ЦЕРКОВЬ БЕЗ ГРАНИЦ: СВЯЩЕННОЕ ПРЕДАНИЕ ИЛИ МОДЕРНИЗМ? — страница 37 из 40

Недолжное смешение наблюдается в следующих рассуждениях о. Андрея: «Богослову же вообще не стыдно говорить: "Не знаю". Да, вопрос о границах церкви неясен. Но разве само православие не учит нас жить с неясными ответами. Наши вероучительные догматы разве ясны? Есть ли хоть один православный человек, которому "ясен" догмат о Триединстве? Укажите мне хоть одного философа, который вполне "уяснил" бы себе, как совместить веру в Бога как во Вседержителя, без воли Которого и волос с головы не упадет и слово с языка не сорвется, и Который еще до творения вселенной предвидел все, что в ней произойдет — и веру в нашу свободу и ответственность»[448]? Несомненно, до конца уяснить догматы веры человеческому разуму не под силу. На то она и вера. Но при чем же здесь вопрос о границах Церкви? Для Православия это не вопрос. Символ веры учит нас верить в единство Церкви, и мы верим. Мы верим, что эта единая Церковь есть Церковь Православная, и границы Церкви — это границы Православной Церкви. Аргумент о непостижимости разуму догмата о Триединстве, догмата о согласовании воли Божией и свободы человеческой, других догматов нашей веры нельзя использовать волюнтаристски. Иначе можно ниспровергнуть все православное богословие. Нам непостижима тайна троичности Бога, но мы несомненно веруем, что Бог есть Единый в Трех Лицах. И утверждение, что Троичность Лиц Божества — тоже вопрос, так как невозможно постичь тайну Божества, несомненно, будет еретичным. Во многом тайной является то, каким именно образом согласуется в деле спасения благодать Божия и свобода человеческая, но отрицать участие в деле спасения того или другого — значит неизбежно противоречить учению Церкви. Как можно уяснить, каким образом две природы во Христе сочетаются одновременно неслитно и нераздельно? Но отрицать, что они сочетаются именно так — значит ниспровергать православную христологию. Точно так же, вряд ли когда–либо удастся полностью уразуметь догмат о единстве Церкви, но расшатывать священные границы Церкви — значит, как минимум, выйти за пределы православного богословия. Догматы веры не нужно «вполне уяснять». Нужно в них верить.

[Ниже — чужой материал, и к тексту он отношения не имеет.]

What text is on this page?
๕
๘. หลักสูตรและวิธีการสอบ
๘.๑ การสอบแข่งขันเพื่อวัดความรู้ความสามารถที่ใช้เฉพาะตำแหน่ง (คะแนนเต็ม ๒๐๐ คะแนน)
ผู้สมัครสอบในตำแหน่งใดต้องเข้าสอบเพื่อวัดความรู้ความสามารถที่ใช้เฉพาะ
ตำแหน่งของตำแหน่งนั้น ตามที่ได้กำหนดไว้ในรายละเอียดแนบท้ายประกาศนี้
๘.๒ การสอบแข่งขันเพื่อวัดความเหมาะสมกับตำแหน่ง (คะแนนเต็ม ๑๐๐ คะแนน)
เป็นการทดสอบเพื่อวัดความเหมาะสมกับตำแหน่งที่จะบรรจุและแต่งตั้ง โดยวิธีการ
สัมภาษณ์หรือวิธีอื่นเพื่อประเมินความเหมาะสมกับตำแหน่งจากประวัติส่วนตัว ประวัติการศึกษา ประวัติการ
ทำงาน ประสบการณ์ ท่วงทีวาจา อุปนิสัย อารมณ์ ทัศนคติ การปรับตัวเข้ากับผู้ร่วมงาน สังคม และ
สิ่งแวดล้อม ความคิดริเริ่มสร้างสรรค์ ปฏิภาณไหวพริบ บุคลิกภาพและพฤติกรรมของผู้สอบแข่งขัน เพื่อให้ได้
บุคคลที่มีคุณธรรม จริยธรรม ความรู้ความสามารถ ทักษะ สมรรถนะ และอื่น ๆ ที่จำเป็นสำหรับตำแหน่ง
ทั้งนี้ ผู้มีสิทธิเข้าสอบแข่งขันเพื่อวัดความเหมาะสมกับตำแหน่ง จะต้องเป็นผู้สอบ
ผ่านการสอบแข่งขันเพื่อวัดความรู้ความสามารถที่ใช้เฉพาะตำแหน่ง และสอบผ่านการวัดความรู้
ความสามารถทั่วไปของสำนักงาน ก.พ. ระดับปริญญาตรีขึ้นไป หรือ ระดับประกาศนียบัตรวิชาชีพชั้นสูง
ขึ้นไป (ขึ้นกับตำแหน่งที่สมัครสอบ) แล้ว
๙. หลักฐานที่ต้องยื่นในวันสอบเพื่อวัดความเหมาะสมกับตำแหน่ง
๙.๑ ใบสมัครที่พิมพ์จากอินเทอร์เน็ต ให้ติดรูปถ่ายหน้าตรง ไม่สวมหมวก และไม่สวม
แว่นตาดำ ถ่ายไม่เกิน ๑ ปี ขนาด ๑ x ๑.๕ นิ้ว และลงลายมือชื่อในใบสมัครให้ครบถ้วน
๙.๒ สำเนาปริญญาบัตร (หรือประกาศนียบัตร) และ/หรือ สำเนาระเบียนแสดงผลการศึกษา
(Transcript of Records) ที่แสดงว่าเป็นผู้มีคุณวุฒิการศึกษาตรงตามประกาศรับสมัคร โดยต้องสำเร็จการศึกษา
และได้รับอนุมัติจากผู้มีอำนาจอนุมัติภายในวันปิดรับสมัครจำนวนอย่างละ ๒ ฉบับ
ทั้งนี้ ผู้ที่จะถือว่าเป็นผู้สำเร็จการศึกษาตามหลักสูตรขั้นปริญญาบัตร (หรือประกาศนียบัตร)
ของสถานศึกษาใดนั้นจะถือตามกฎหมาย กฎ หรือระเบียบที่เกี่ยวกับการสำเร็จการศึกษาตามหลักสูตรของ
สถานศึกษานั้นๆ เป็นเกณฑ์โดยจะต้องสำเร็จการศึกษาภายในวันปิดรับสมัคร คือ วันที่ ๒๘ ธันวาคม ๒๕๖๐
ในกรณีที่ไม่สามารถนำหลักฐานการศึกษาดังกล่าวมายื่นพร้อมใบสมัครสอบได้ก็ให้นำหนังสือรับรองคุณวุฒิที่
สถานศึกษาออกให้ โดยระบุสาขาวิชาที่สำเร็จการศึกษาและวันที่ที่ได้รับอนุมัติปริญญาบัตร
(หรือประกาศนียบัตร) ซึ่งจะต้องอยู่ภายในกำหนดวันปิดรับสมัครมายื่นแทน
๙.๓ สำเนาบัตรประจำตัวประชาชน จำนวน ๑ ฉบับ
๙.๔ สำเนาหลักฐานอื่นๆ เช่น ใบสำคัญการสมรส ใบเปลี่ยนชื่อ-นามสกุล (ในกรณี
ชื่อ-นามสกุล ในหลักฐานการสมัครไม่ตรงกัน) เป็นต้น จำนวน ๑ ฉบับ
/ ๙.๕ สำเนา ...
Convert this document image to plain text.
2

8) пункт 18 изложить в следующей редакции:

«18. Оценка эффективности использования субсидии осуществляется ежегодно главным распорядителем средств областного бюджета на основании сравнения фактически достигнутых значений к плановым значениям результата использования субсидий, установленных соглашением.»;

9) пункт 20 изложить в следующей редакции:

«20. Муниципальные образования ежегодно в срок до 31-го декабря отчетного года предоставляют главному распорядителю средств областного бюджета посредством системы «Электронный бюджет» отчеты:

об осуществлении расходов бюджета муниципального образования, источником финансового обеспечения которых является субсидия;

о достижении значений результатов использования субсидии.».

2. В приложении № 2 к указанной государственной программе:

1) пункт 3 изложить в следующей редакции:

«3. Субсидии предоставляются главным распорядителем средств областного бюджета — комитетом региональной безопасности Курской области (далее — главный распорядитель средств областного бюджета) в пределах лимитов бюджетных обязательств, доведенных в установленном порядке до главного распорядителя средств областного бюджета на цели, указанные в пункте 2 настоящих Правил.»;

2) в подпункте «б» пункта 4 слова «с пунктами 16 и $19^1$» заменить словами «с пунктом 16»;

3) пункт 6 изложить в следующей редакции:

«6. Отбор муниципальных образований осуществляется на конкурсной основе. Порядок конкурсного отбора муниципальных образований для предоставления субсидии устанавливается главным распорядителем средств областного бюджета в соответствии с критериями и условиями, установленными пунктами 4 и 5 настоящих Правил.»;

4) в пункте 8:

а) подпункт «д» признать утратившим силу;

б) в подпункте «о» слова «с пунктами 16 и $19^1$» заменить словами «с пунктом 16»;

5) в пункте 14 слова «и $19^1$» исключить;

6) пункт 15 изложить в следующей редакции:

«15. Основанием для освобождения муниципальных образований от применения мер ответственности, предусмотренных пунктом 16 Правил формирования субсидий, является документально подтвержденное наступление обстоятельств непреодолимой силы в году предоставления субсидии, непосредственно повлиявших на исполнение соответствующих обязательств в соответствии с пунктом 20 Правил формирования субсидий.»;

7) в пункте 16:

«Надо искать полноту, — продолжает свою мысль диакон А. Кураев, — но не отвергать неполноту. Может ли быть, что не только совершенная, но и ущербная тяга ко Христу приемлется Им? Если полноту духовного опыта мы обретаем в православии — означает ли это, что остальные — вне Христа? Приемлет ли Христос лишь чемпионов»?[449] И опять — Символ веры учит нас верить в единую Церковь, и ничего не говорит о полу–единой, или четверть–единой Церкви. Неполной Церкви не может быть, как не бывает неполного Христа. И приводит ко Христу не тяга к Нему сама по себе, но благодать, даруемая Богом в таинствах единой, святой, соборной и апостольской Церкви. Кому Церковь не Мать, тому Бог не Отец. Поэтому говорить о чемпионах и вторых и третьих местах на ристалище спасения уместно лишь в границах Церкви Христовой, еретики и раскольники в этом состязании не участвуют.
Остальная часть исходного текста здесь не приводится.